[time-nuts] Minicircuits 10% discount in December
Richard (Rick) Karlquist
richard at karlquist.com
Fri Nov 28 15:27:33 EST 2014
On 11/28/2014 10:08 AM, Dave M wrote:
> Thanks for the brief review of MiniCircuits stuff (I'm not connected
> with them in any way except as a customer).
> Since you've characterized some of their parts, perhaps you could help
> answer a question that someone else posted, and one that I would like to
> have answered as well.
> Have you measured the effects of DC current in the windings of an RF
> transformer, such as is seen if the transformer is in the collector
> circuit of an amplifier? If so, could you provide a generalization of
> the effects, such as changes in frequency response, losses, etc.?
> Many Thanks!,
> Dave M
The very tiny cores on MiniCircuits transformers will start to saturate
at hundreds of mA. The effect is that the magnetizing inductance drops,
which matters more at low frequencies than high frequencies.
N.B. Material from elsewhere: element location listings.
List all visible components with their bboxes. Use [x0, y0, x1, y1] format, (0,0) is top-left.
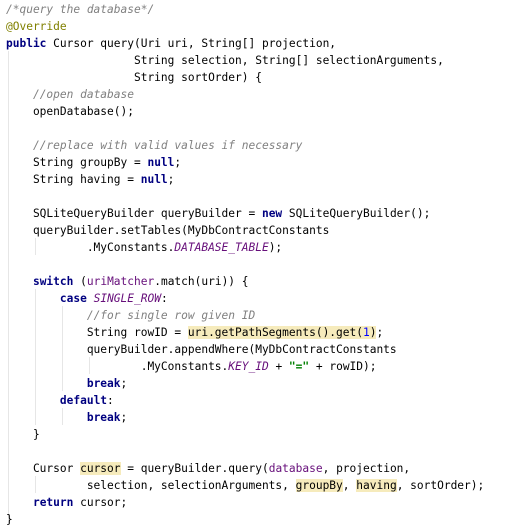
token-keyword: null [140, 173, 168, 186]
code-line[interactable]: //replace with valid values if necessary [6, 137, 302, 154]
token-text: : [160, 292, 168, 305]
code-line[interactable]: /*query the database*/ [6, 1, 154, 18]
code-line[interactable]: queryBuilder.setTables(MyDbContractConst… [6, 222, 329, 239]
code-line[interactable]: .MyConstants.DATABASE_TABLE); [6, 239, 282, 256]
code-line[interactable]: public Cursor query(Uri uri, String[] pr… [6, 35, 336, 52]
token-annotation: @Override [6, 20, 67, 33]
token-text: cursor; [73, 496, 128, 509]
token-text: Cursor [6, 462, 81, 475]
token-text: selection, selectionArguments, [6, 479, 296, 492]
code-line[interactable]: @Override [6, 18, 67, 35]
token-text: queryBuilder.setTables(MyDbContractConst… [6, 224, 330, 237]
token-keyword: public [6, 37, 47, 50]
token-keyword: null [147, 156, 175, 169]
token-field: database [268, 462, 323, 475]
token-keyword: break [86, 377, 121, 390]
token-text: SQLiteQueryBuilder queryBuilder = [6, 207, 262, 220]
code-line[interactable]: break; [6, 409, 127, 426]
token-highlight: groupBy [295, 479, 343, 492]
token-keyword: case [59, 292, 87, 305]
token-static-field: DATABASE_TABLE [174, 241, 269, 254]
token-text: String rowID = [6, 326, 188, 339]
token-highlight: uri.getPathSegments().get( [187, 326, 363, 339]
token-text: .match(uri)) { [154, 275, 249, 288]
token-text: , sortOrder); [396, 479, 485, 492]
token-text: } [6, 513, 13, 526]
code-line[interactable]: .MyConstants.KEY_ID + "=" + rowID); [6, 358, 377, 375]
token-string: "=" [288, 360, 310, 373]
token-text: } [6, 428, 40, 441]
token-keyword: switch [32, 275, 74, 288]
token-keyword: break [86, 411, 121, 424]
code-line[interactable]: String sortOrder) { [6, 69, 262, 86]
token-text: openDatabase(); [6, 105, 134, 118]
code-line[interactable]: String selection, String[] selectionArgu… [6, 52, 444, 69]
code-line[interactable]: Cursor cursor = queryBuilder.query(datab… [6, 460, 410, 477]
code-line[interactable]: openDatabase(); [6, 103, 134, 120]
code-line[interactable]: //open database [6, 86, 134, 103]
token-text: .MyConstants. [6, 241, 175, 254]
token-keyword: return [32, 496, 74, 509]
token-text: = queryBuilder.query( [120, 462, 269, 475]
token-text: Cursor query(Uri uri, String[] projectio… [46, 37, 337, 50]
token-text: ); [268, 241, 283, 254]
code-line[interactable]: break; [6, 375, 127, 392]
code-line[interactable]: queryBuilder.appendWhere(MyDbContractCon… [6, 341, 397, 358]
code-line[interactable]: SQLiteQueryBuilder queryBuilder = new SQ… [6, 205, 430, 222]
token-keyword: new [261, 207, 283, 220]
code-line[interactable]: } [6, 511, 13, 528]
token-static-field: KEY_ID [228, 360, 269, 373]
token-text: String selection, String[] selectionArgu… [6, 54, 444, 67]
code-line[interactable]: selection, selectionArguments, groupBy , … [6, 477, 484, 494]
token-text: , [342, 479, 357, 492]
token-text: ; [174, 156, 182, 169]
token-text: queryBuilder.appendWhere(MyDbContractCon… [6, 343, 397, 356]
token-text: ; [120, 377, 128, 390]
token-number-highlight: 1 [362, 326, 370, 339]
token-text: String sortOrder) { [6, 71, 262, 84]
token-text: ; [120, 411, 128, 424]
token-text: : [107, 394, 114, 407]
token-highlight: cursor [80, 462, 121, 475]
token-text: + rowID); [309, 360, 377, 373]
token-text: , projection, [322, 462, 411, 475]
token-text: String groupBy = [6, 156, 148, 169]
code-line[interactable]: String groupBy = null; [6, 154, 181, 171]
token-text: ( [73, 275, 87, 288]
token-text: ; [376, 326, 384, 339]
code-line[interactable]: default: [6, 392, 114, 409]
token-comment: //for single row given ID [86, 309, 256, 322]
token-text: SQLiteQueryBuilder(); [282, 207, 431, 220]
code-editor[interactable]: /*query the database*/ @Override public Cu… [0, 0, 507, 532]
token-highlight: having [356, 479, 397, 492]
token-keyword: default [59, 394, 108, 407]
code-line[interactable]: } [6, 426, 40, 443]
code-line[interactable]: String rowID = uri.getPathSegments().get… [6, 324, 383, 341]
token-text: ; [167, 173, 175, 186]
token-comment: //open database [32, 88, 134, 101]
code-line[interactable]: //for single row given ID [6, 307, 255, 324]
token-comment: //replace with valid values if necessary [32, 139, 303, 152]
token-text: + [268, 360, 289, 373]
token-text: String having = [6, 173, 141, 186]
token-static-field: SINGLE_ROW [93, 292, 161, 305]
token-comment: /*query the database*/ [6, 3, 155, 16]
code-line[interactable]: return cursor; [6, 494, 127, 511]
token-field: uriMatcher [86, 275, 155, 288]
code-line[interactable]: switch (uriMatcher.match(uri)) { [6, 273, 249, 290]
token-text: .MyConstants. [6, 360, 229, 373]
code-line[interactable]: String having = null; [6, 171, 174, 188]
code-line[interactable]: case SINGLE_ROW: [6, 290, 168, 307]
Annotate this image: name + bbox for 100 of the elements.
I try
to avoid feeding DC to an amplifier through a transformer winding.
Instead I use a separate RF choke for that. However, it would probably
work OK for, say, up to 25 mADC for a small signal transistor, but
why take a chance.
If you are using a DC feed through a transformer winding, be careful
not to accidently short circuit it, causing the full available current
from the power supply to flow through the transformer. This can
actually magnetize the core and permanently damage it. Saturation
via DC is much more deleterious than saturation via AC.
It is easy to calculate the flux density using Ampere's law, which
is one of the four Maxwell's equations. H = I/(2piR). Since R
(radius) is in the denominator, cores saturate from the inside
first before the whole core is saturated. Multiply H by mu,
(as any time nut knows) to get B. If R is 1 mm, and I is 628 mA,
then H = 10 ampere turns per meter. If mu-relative is 1000, then
B = 4piX10^-7 X 1000 X 10 = 125 mT. That is a hefty 1250 Gauss.
Some materials may be affected at 1/10 this flux density.
Now a days, a lot of RF is differential, in which case you are
free to feed DC through the output transformer without worrying
about this issue.
I worked for several companies where those 6 hole cylindrical chokes
were ubiquitous. I specifically characterized those and established
a maximum current rating of only 100 mA. Of course, many production
designs exceeded this limit and "worked" anyway. I actually observed
someone try to put 20A through one of these. The tantalum capacitors
on the "cold" side of the bead actually exploded due to RF current.